A Comissão Europeia abriu um processo formal contra a plataforma de redes sociais X, de Elon Musk, depois de se ter descoberto que o seu chatbot de inteligência artificial, Grok, produzia imagens sexuais de pessoas reais sem a sua autorização, incluindo imagens de crianças.
Usuários do aplicativo X têm criado versões alteradas por inteligência artificial de fotografias reais, solicitando ao Grok que as criasse. Um estudo divulgado na semana passada pelo Centro de Combate ao Ódio Digital revelou que o Grok produziu aproximadamente três milhões de imagens deepfake de mulheres e crianças em apenas alguns dias.
A controvérsia gerou pedidos de investigação em vários países. Na Irlanda , diversos ministros do governo encerraram suas contas no LinkedIn em resposta.
Regina Doherty, membro do Parlamento Europeu pelo partido Fine Gael, confirmou a decisão da Comissão contra a empresa em um comunicado divulgado esta manhã. Ela afirmou apoiar a decisão de iniciar uma investigação formal.
“Quando surgem relatos credíveis de sistemas de IA sendo usados de maneiras que prejudicam mulheres e crianças, é essencial que a legislação da UE seja examinada e aplicada sem demora”, disse Doherty.
Ela acrescentou que o caso levanta sérias preocupações sobre se as plataformas estão cumprindo suas responsabilidades legais de verificar riscos e impedir a disseminação de material ilegal e prejudicial.
Doherty enfatizou que a investigação precisa resultar em consequências reais.
“Nenhuma empresa que opera na UE está acima da lei”, afirmou ela.
Ela também salientou que a situação revela problemas maiores na forma como a nova tecnologia de IA está sendo regulamentada e monitorada, pedindo que sejam tomadas mais medidas a nível da UE.
“Este caso sublinha a razão pela qual a Lei da IA deve permanecer uma legislação dinâmica. Se ficarem evidentes lacunas na aplicação ou na supervisão, é nossa responsabilidade corrigi-las. As leis da UE devem ser aplicáveis em tempo real quando ocorrem danos graves”, afirmou Doherty.

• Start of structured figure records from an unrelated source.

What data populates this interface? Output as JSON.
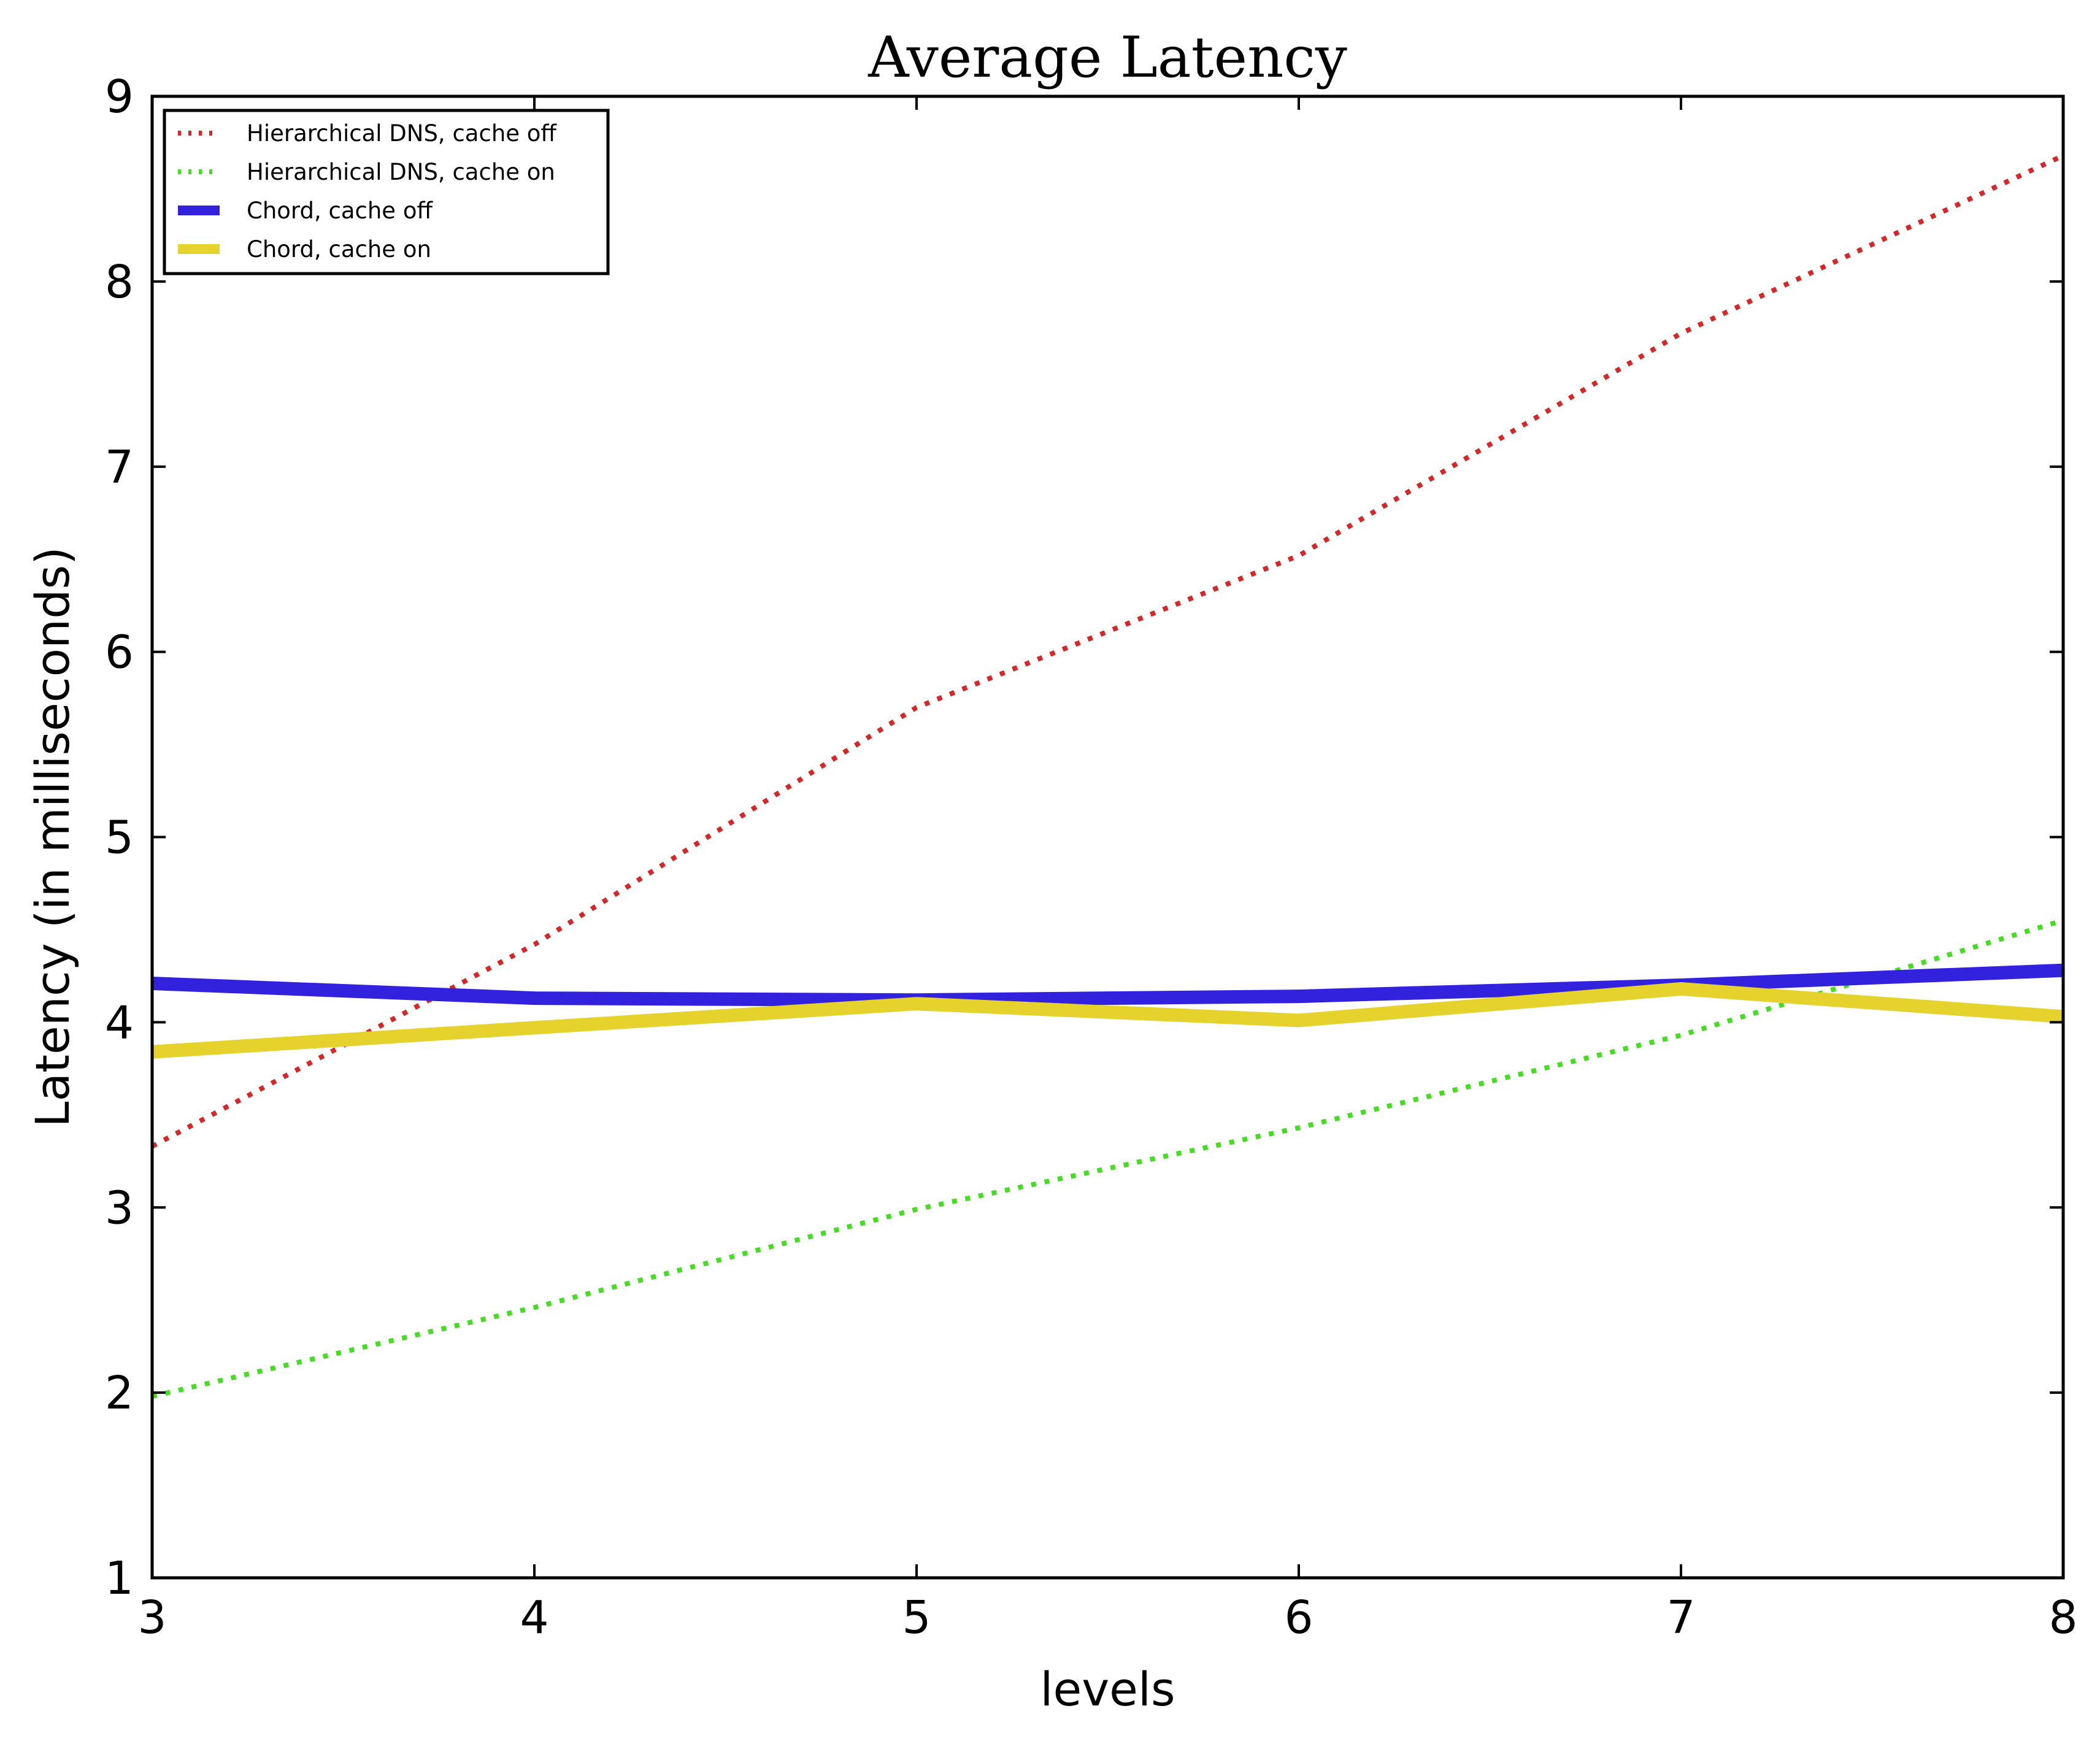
{
  "chart_data": {
    "type": "line",
    "title": "Average Latency",
    "xlabel": "levels",
    "ylabel": "Latency (in milliseconds)",
    "xlim": [
      3,
      8
    ],
    "ylim": [
      1,
      9
    ],
    "x": [
      3,
      4,
      5,
      6,
      7,
      8
    ],
    "xticks": [
      "3",
      "4",
      "5",
      "6",
      "7",
      "8"
    ],
    "yticks": [
      "1",
      "2",
      "3",
      "4",
      "5",
      "6",
      "7",
      "8",
      "9"
    ],
    "grid": false,
    "legend_position": "top-left",
    "series": [
      {
        "name": "Hierarchical DNS, cache off",
        "color": "#d62728",
        "style": "dotted",
        "values": [
          3.33,
          4.42,
          5.7,
          6.52,
          7.72,
          8.68
        ]
      },
      {
        "name": "Hierarchical DNS, cache on",
        "color": "#44dd22",
        "style": "dotted",
        "values": [
          1.98,
          2.46,
          2.99,
          3.43,
          3.93,
          4.55
        ]
      },
      {
        "name": "Chord, cache off",
        "color": "#3322dd",
        "style": "solid",
        "values": [
          4.21,
          4.13,
          4.12,
          4.14,
          4.2,
          4.28
        ]
      },
      {
        "name": "Chord, cache on",
        "color": "#e5d22d",
        "style": "solid",
        "values": [
          3.84,
          3.97,
          4.1,
          4.01,
          4.18,
          4.03
        ]
      }
    ]
  }
}
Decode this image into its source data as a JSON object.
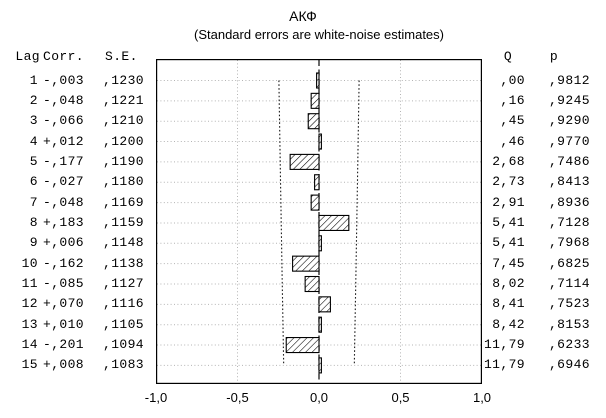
{
  "title": "АКФ",
  "subtitle": "(Standard errors are white-noise estimates)",
  "columns": {
    "lag": "Lag",
    "corr": "Corr.",
    "se": "S.E.",
    "q": "Q",
    "p": "p"
  },
  "rows": [
    {
      "lag": "1",
      "corr": "-,003",
      "se": ",1230",
      "q": ",00",
      "p": ",9812"
    },
    {
      "lag": "2",
      "corr": "-,048",
      "se": ",1221",
      "q": ",16",
      "p": ",9245"
    },
    {
      "lag": "3",
      "corr": "-,066",
      "se": ",1210",
      "q": ",45",
      "p": ",9290"
    },
    {
      "lag": "4",
      "corr": "+,012",
      "se": ",1200",
      "q": ",46",
      "p": ",9770"
    },
    {
      "lag": "5",
      "corr": "-,177",
      "se": ",1190",
      "q": "2,68",
      "p": ",7486"
    },
    {
      "lag": "6",
      "corr": "-,027",
      "se": ",1180",
      "q": "2,73",
      "p": ",8413"
    },
    {
      "lag": "7",
      "corr": "-,048",
      "se": ",1169",
      "q": "2,91",
      "p": ",8936"
    },
    {
      "lag": "8",
      "corr": "+,183",
      "se": ",1159",
      "q": "5,41",
      "p": ",7128"
    },
    {
      "lag": "9",
      "corr": "+,006",
      "se": ",1148",
      "q": "5,41",
      "p": ",7968"
    },
    {
      "lag": "10",
      "corr": "-,162",
      "se": ",1138",
      "q": "7,45",
      "p": ",6825"
    },
    {
      "lag": "11",
      "corr": "-,085",
      "se": ",1127",
      "q": "8,02",
      "p": ",7114"
    },
    {
      "lag": "12",
      "corr": "+,070",
      "se": ",1116",
      "q": "8,41",
      "p": ",7523"
    },
    {
      "lag": "13",
      "corr": "+,010",
      "se": ",1105",
      "q": "8,42",
      "p": ",8153"
    },
    {
      "lag": "14",
      "corr": "-,201",
      "se": ",1094",
      "q": "11,79",
      "p": ",6233"
    },
    {
      "lag": "15",
      "corr": "+,008",
      "se": ",1083",
      "q": "11,79",
      "p": ",6946"
    }
  ],
  "x_axis": {
    "tick_labels": [
      "-1,0",
      "-0,5",
      "0,0",
      "0,5",
      "1,0"
    ],
    "tick_values": [
      -1.0,
      -0.5,
      0.0,
      0.5,
      1.0
    ]
  },
  "chart_data": {
    "type": "bar",
    "orientation": "horizontal",
    "title": "АКФ",
    "subtitle": "(Standard errors are white-noise estimates)",
    "xlabel": "",
    "ylabel": "Lag",
    "xlim": [
      -1.0,
      1.0
    ],
    "x_ticks": [
      -1.0,
      -0.5,
      0.0,
      0.5,
      1.0
    ],
    "grid": true,
    "legend": false,
    "lags": [
      1,
      2,
      3,
      4,
      5,
      6,
      7,
      8,
      9,
      10,
      11,
      12,
      13,
      14,
      15
    ],
    "correlations": [
      -0.003,
      -0.048,
      -0.066,
      0.012,
      -0.177,
      -0.027,
      -0.048,
      0.183,
      0.006,
      -0.162,
      -0.085,
      0.07,
      0.01,
      -0.201,
      0.008
    ],
    "std_errors": [
      0.123,
      0.1221,
      0.121,
      0.12,
      0.119,
      0.118,
      0.1169,
      0.1159,
      0.1148,
      0.1138,
      0.1127,
      0.1116,
      0.1105,
      0.1094,
      0.1083
    ],
    "q_stats": [
      0.0,
      0.16,
      0.45,
      0.46,
      2.68,
      2.73,
      2.91,
      5.41,
      5.41,
      7.45,
      8.02,
      8.41,
      8.42,
      11.79,
      11.79
    ],
    "p_values": [
      0.9812,
      0.9245,
      0.929,
      0.977,
      0.7486,
      0.8413,
      0.8936,
      0.7128,
      0.7968,
      0.6825,
      0.7114,
      0.7523,
      0.8153,
      0.6233,
      0.6946
    ],
    "confidence_band": "±2·S.E. (white-noise), dotted funnel lines"
  },
  "colors": {
    "background": "#ffffff",
    "text": "#000000",
    "grid_dotted": "#b4b4b4",
    "line_dark": "#1a1a1a",
    "bar_fill": "#ffffff",
    "bar_hatch": "#000000"
  }
}
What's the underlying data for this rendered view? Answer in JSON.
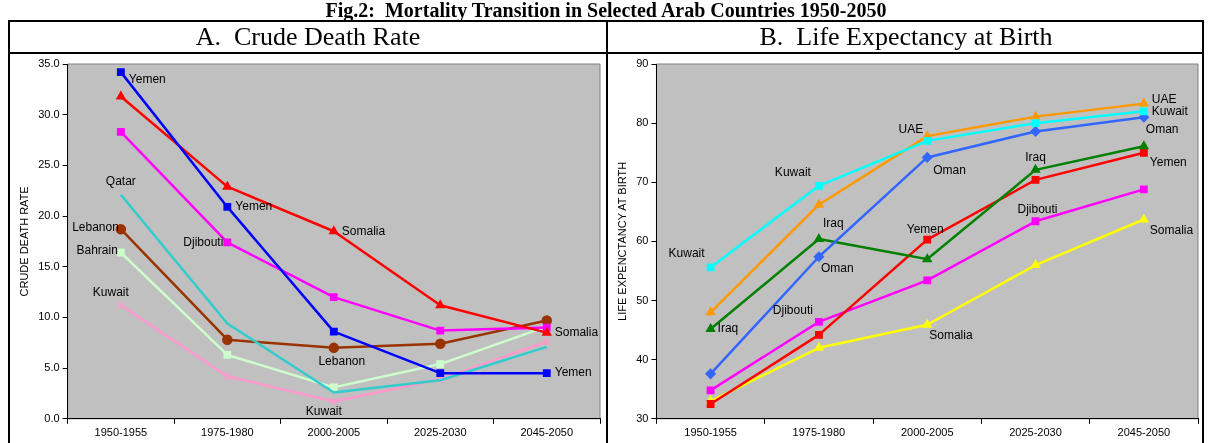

Segundo o jornal alemão Handelsblatt, a Comissão Europeia planejava iniciar o processo sob a Lei de Serviços Digitais da UE na última segunda-feira, mas a decisão foi adiada devido às ameaças do presidente dos EUA, dent , de anexar a Groenlândia.
Esta não é a primeira vez que a X enfrenta problemas com os reguladores da UE. Em dezembro de 2025, a plataforma recebeu uma multa de 120 milhões de euros da UE por violar a Lei de Serviços Digitais. As violações incluíam selos azuis enganosos, falta de transparência na publicidade e impedimento do acesso de pesquisadores à plataforma.
Autoridades do governo Trump setronfortemente sobre a multa. O secretário de Estado Marco Rubio e o vice-dent JD Vance a criticaram duramente, classificando-a como um ataque às plataformas tecnológicas americanas.
A investigação mais recente centra-se especificamente em saber se a empresa X avaliou corretamente os riscos do seu chatbot de IA e se tomou medidas suficientes para impedir a criação e disseminação de conteúdo prejudicial. A Lei dos Serviços Digitais exige que as grandes plataformas onlinedente abordem os riscos relacionados com conteúdo ilegal e danos para os utilizadores.
A rápida produção de um volume tão grande de imagens impróprias em um período tão curto de tempo acendeu o alerta entre defensores da segurança digital e legisladores.
A situação tornou-se um caso exemplar para avaliar como os regulamentos da UE lidarão com as tecnologias emergentes de IA. Embora a Lei de IA tenha sido aprovada para regulamentar os sistemas de inteligência artificial, este caso está sendo tratado com base na Lei de Serviços Digitais, que abrange as responsabilidades das plataformas online.
A investigação poderá resultar em multas adicionais ou na exigência de que a X altere o modo como a Grok opera. A Comissão tem o poder de impor penalidades de até seis por cento da receita anual global de uma empresa por violações graves da Lei de Serviços Digitais.
A empresa X ainda não se pronunciou publicamente sobre a nova investigação. A forma como a empresa lidará com a situação será acompanhada de perto, enquanto outros países avaliam suas próprias respostas regulatórias . Diversas nações já exigiram medidas urgentes para lidar com a capacidade do chatbot de criar imagens impróprias.